Aloysio Faria até tentou por pouco tempo conciliar o consultório médico e a gestão do banco, sem sucesso. Enquanto o banco crescia, Faria recebeu uma proposta para comprar o Unibanco, de Walther Moreira Salles. Os dois mineiros chegaram a sentar para conversar. Falaram de tudo, menos do negócio. “Como ele não me falou nada (sobre a venda do banco), também não perguntei”, relatou após o encontro, segundo uma pessoa íntima da família.
Disputa familiar
Por duas décadas, Aloysio Faria se revezou na gestão do banco com seu irmão. Mas Gilberto decidiu seguir a carreira política em um momento crítico de polarização nos anos 1960. Como genro de Tancredo Neves (então primeiro-ministro durante o governo João Goulart) e padrasto do hoje senador Aécio Neves, foi deputado federal pelo PSD e pela Arena entre 1963 a 1971.
Foi nesse último ano que os irmãos se desentenderam sobre a gestão. Os dois cindiram o Banco da Lavoura. Aloysio ficou com os ativos que se tornaram o banco Real, e Gilberto, com o Banco Bandeirantes. A contenda entre os irmãos extrapolou os negócios. Ao dividirem a fortuna, Aloysio e Gilberto nunca reataram suas relações. “Os avós nunca mais se falaram, mas os netos se dão bem”, diz uma pessoa próxima à família.
Anos atrás, Aloysio foi obrigado a se defender nos tribunais contra uma ação milionária trabalhista movida por um de seus ex-genros. Carlos Ortiz Nascimento, que administrava os negócios não-financeiros do grupo, exigiu um naco da fortuna do sogro, alegando ter construído parte do império de Faria, como os Hotéis Transamérica e a Agropalma. Em quase todas as batalhas na Justiça, Aloysio venceu, mas ainda há processos em curso. Procurado por meio do seu advogado, Ortiz Nascimento não quis se manifestar.
Perfil discreto
Avesso a colunas sociais, Aloysio também nunca foi de frequentar rodas da high society. Esse papel cabia à esposa Cléa Dalva e às cinco filhas. O banqueiro tem 17 netos. “Ele discorre sobre vários assuntos com grande erudição”, diz o empresário David Feffer, presidente do conselho de administração do grupo Suzano. “Como meu pai, ele dividia uma paixão pelas artes e cavalos árabes.” Nos anos 1960, Faria importou cavalos árabes dos EUA, ampliando a disseminação da raça no Brasil e se mantém como um dos maiores criadores. Também tomou gosto por gado holandês.

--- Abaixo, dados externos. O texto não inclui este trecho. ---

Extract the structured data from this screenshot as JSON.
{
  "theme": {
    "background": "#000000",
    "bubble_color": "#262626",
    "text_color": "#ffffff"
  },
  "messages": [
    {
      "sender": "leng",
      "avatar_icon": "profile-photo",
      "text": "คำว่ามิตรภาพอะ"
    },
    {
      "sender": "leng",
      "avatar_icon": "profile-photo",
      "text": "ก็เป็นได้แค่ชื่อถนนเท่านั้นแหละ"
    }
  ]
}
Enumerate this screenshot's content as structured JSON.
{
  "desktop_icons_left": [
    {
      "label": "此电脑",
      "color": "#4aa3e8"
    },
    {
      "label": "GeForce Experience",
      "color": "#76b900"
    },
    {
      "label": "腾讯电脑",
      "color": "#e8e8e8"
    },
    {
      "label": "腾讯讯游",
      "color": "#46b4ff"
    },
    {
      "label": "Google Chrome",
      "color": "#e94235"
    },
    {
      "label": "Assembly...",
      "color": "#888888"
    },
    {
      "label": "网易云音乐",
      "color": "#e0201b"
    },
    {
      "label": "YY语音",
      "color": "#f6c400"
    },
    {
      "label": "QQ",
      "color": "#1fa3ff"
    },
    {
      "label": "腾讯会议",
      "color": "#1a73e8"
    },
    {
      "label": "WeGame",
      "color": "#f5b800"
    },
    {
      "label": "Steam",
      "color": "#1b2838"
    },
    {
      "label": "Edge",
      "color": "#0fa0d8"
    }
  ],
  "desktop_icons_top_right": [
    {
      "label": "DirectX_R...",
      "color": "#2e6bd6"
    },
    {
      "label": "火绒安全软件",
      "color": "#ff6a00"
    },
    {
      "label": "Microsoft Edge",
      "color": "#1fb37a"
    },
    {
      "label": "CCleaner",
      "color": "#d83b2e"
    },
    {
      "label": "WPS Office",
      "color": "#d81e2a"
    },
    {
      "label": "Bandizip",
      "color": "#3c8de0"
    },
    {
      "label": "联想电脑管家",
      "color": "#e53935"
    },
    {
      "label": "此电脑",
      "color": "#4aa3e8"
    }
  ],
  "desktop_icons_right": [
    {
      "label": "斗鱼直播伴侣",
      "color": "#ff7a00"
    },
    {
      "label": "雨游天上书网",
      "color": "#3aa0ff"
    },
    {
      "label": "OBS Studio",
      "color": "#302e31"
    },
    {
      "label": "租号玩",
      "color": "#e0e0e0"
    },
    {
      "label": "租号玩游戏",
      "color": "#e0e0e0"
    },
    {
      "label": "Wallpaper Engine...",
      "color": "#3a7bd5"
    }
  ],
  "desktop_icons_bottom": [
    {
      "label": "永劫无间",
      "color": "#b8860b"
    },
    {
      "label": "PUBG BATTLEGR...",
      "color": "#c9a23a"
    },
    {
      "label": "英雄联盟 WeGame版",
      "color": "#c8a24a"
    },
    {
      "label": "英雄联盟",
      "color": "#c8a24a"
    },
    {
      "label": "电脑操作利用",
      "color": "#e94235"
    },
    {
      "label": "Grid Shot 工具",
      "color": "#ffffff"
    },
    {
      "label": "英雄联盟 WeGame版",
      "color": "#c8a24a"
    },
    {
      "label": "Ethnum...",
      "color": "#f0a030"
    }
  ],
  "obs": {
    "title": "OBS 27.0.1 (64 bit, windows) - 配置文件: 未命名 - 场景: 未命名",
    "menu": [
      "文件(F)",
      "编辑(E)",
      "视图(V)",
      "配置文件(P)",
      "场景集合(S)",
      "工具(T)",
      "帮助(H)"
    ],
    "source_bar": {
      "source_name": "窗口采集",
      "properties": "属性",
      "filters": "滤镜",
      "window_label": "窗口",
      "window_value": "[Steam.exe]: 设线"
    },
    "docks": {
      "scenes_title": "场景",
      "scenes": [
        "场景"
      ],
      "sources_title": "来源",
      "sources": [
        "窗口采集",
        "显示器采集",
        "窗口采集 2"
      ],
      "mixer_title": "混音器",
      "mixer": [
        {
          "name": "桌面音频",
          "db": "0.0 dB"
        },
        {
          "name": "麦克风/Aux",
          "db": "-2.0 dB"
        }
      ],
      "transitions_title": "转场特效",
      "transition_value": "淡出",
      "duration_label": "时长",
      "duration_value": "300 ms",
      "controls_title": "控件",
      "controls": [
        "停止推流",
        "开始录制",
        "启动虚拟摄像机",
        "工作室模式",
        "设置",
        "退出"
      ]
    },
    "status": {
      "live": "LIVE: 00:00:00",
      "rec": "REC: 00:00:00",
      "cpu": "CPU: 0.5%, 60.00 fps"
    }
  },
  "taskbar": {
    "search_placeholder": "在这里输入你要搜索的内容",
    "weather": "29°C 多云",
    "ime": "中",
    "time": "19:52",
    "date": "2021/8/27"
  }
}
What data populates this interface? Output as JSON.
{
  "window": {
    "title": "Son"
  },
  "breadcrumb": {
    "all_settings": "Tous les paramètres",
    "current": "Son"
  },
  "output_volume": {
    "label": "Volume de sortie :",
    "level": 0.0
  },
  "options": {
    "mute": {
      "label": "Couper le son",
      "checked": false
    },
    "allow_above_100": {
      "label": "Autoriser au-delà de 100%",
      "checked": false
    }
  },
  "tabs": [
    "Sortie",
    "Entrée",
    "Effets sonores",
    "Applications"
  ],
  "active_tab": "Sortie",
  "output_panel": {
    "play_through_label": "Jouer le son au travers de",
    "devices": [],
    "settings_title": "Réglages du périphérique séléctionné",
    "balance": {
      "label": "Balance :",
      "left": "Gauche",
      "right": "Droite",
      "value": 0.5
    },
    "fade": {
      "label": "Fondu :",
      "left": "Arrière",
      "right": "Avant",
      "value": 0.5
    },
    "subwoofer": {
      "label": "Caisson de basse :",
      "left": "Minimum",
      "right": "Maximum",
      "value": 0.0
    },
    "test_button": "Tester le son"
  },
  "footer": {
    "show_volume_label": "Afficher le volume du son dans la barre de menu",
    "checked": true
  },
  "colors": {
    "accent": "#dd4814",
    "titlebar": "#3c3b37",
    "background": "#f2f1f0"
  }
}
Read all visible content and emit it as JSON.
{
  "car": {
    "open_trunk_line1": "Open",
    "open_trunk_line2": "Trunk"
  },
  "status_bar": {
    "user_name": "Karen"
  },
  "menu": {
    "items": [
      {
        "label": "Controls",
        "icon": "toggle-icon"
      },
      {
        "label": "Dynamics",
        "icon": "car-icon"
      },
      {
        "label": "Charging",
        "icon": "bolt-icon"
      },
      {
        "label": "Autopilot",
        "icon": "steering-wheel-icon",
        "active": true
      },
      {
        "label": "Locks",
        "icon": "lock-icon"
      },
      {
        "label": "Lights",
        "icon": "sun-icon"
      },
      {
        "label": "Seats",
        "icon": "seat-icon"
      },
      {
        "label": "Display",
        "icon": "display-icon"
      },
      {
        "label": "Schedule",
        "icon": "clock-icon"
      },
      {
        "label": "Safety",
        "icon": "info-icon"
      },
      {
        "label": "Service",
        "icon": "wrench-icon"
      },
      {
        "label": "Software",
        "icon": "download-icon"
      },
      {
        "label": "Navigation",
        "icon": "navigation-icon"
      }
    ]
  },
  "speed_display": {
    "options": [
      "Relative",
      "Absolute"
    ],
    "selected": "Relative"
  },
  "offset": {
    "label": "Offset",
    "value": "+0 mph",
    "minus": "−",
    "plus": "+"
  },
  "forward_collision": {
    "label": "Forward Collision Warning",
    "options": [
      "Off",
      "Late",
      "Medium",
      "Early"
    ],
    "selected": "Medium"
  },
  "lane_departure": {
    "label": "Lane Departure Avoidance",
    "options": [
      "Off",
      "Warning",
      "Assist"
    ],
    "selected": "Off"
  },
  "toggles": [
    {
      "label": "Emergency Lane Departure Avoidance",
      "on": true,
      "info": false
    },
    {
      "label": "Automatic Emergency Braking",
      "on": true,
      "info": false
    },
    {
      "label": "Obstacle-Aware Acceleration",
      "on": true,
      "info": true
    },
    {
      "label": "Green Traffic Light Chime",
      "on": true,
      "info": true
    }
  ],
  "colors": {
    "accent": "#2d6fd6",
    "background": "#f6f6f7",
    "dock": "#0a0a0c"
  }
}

Entusiasta das artes, foi diretor do Museu de Arte Moderna de Belo Horizonte e também do Museu de Arte de São Paulo. Sua esposa era colecionadora de esculturas e quadros e tinha obras originais de Portinari, Djanira e Maria Leontina. Ao longo dos últimos anos, fez doações milionárias para saúde e educação.
Mesmo afastado da medicina, nunca deixou o assunto de lado. Ajudou a cuidar da própria saúde e também da de sua esposa. Há alguns anos, curou-se de um câncer e montou um “mini-hospital” no seu hotel em São Paulo, conta um amigo. “Ele costuma ler e sempre me manda artigos científicos de fora para trocar impressões”, também confidencia o médico urologista Miguel Srougi, amigo de longa data.
Faria também tem suas extravagâncias, entre elas um jatinho (ele também é dono de uma empresa de táxi aéreo) e um Porsche que dirigiu há até pouco tempo. E também não abandonou o sorvete. “Ele é rigoroso durante a semana, mas toma quatro bolas no fim de semana”, diz um dos seus netos.
“Gosto é mesmo de ficar sentado na minha varanda lendo em frente ao lago”, confidenciou a um amigo próximo. E é o que ele tem feito nestes tempos de quarentena. Como um bom médico, decidiu pelo isolamento. A festa planejada pela família para comemorar seu centenário está, por ora, suspensa.